The remaining worship leaders left their places at the head of the table and invited the new guests to be seated for the feast.  Instead of an orderly row of worship leaders, seated together to assure we would do things in just the right way (because that’s how your pastor likes these things to go) the worship leaders were standing in the kitchen and on the fringes of the gathering, holding their plates of food in one hand and enjoying the feast all the same.

One of those leaders, looked at the head table, and tears filled his eyes.  Seated at the highest place, if you will, were those who lived as the outcast….those who lived at the margins.  An elderly widow in a wheelchair….and several men who, when they left us that night, would sleep outside, not knowing for certain what the night would hold.  Yet, there they were, enjoying a feast of Biblical proportions and hearing as the evening went along, the stories and songs of our faith.

And this congregation welcomed them.  No one….no one even blinked at their presence.  There was no murmuring that we’d welcomed these unkempt strangers to the feast where we’d put forth our very best.  Rather there were smiles and words of blessing and inclusion.

That worship leader looked at the head table and said through choked back tears “That is the kingdom.”

Beloved community, I remind you of this story, and I hold it alongside the story of the wedding banquet in Turkey, not to say that what happened here was our doing.  To do that, to elevate our welcome and our inclusion and our hospitality would be to do the very thing that Jesus said in the Gospel today we should not do.

Rather I hold these stories side by side to remind us of the power of love in the world.  When love prepares a meal, there is food for everyone.  When love sets a table, there is room for everyone.  When love throws a feast, as it does every single time we come to the table for the body and blood of Christ….there is a place for all people.
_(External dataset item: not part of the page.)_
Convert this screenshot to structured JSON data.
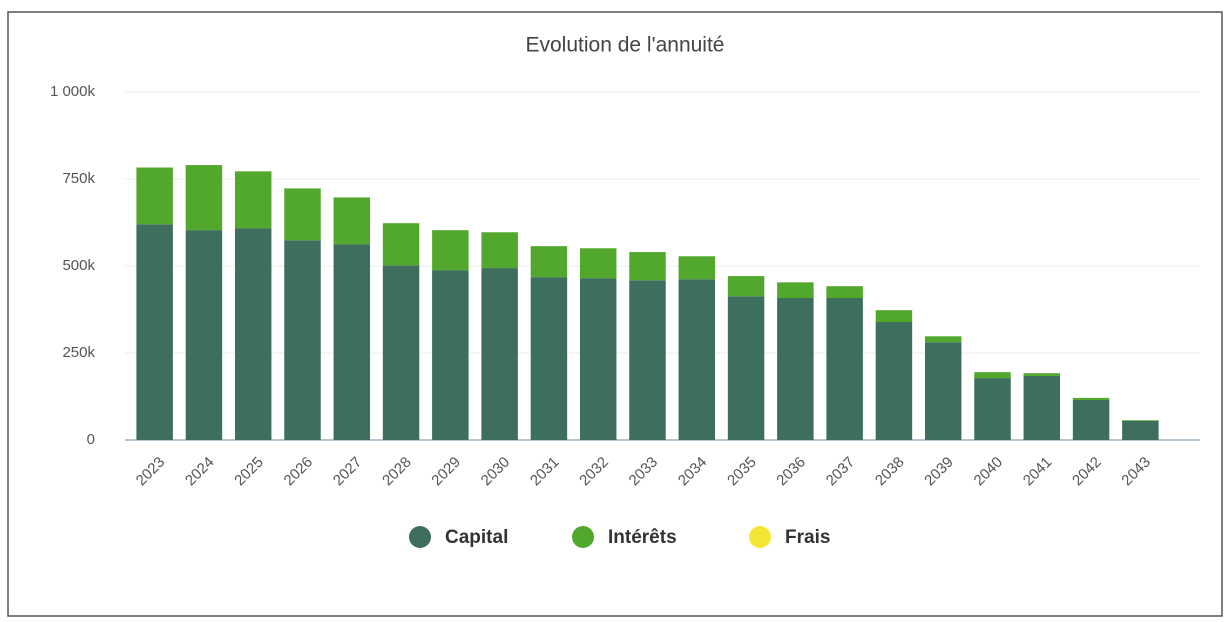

May we continue to act and reach in love and may we remember that we are the ones welcomed at the table of God, along with every other person God has created.  It is the wide welcome of grace.

Continue to love each other as sisters and brothers, wrote the author of the letter to the Hebrews.  Don’t neglect to show hospitality to strangers, for by doing so some people have entertained angels without knowing it.

Thanks be to God and let the church say…Amen.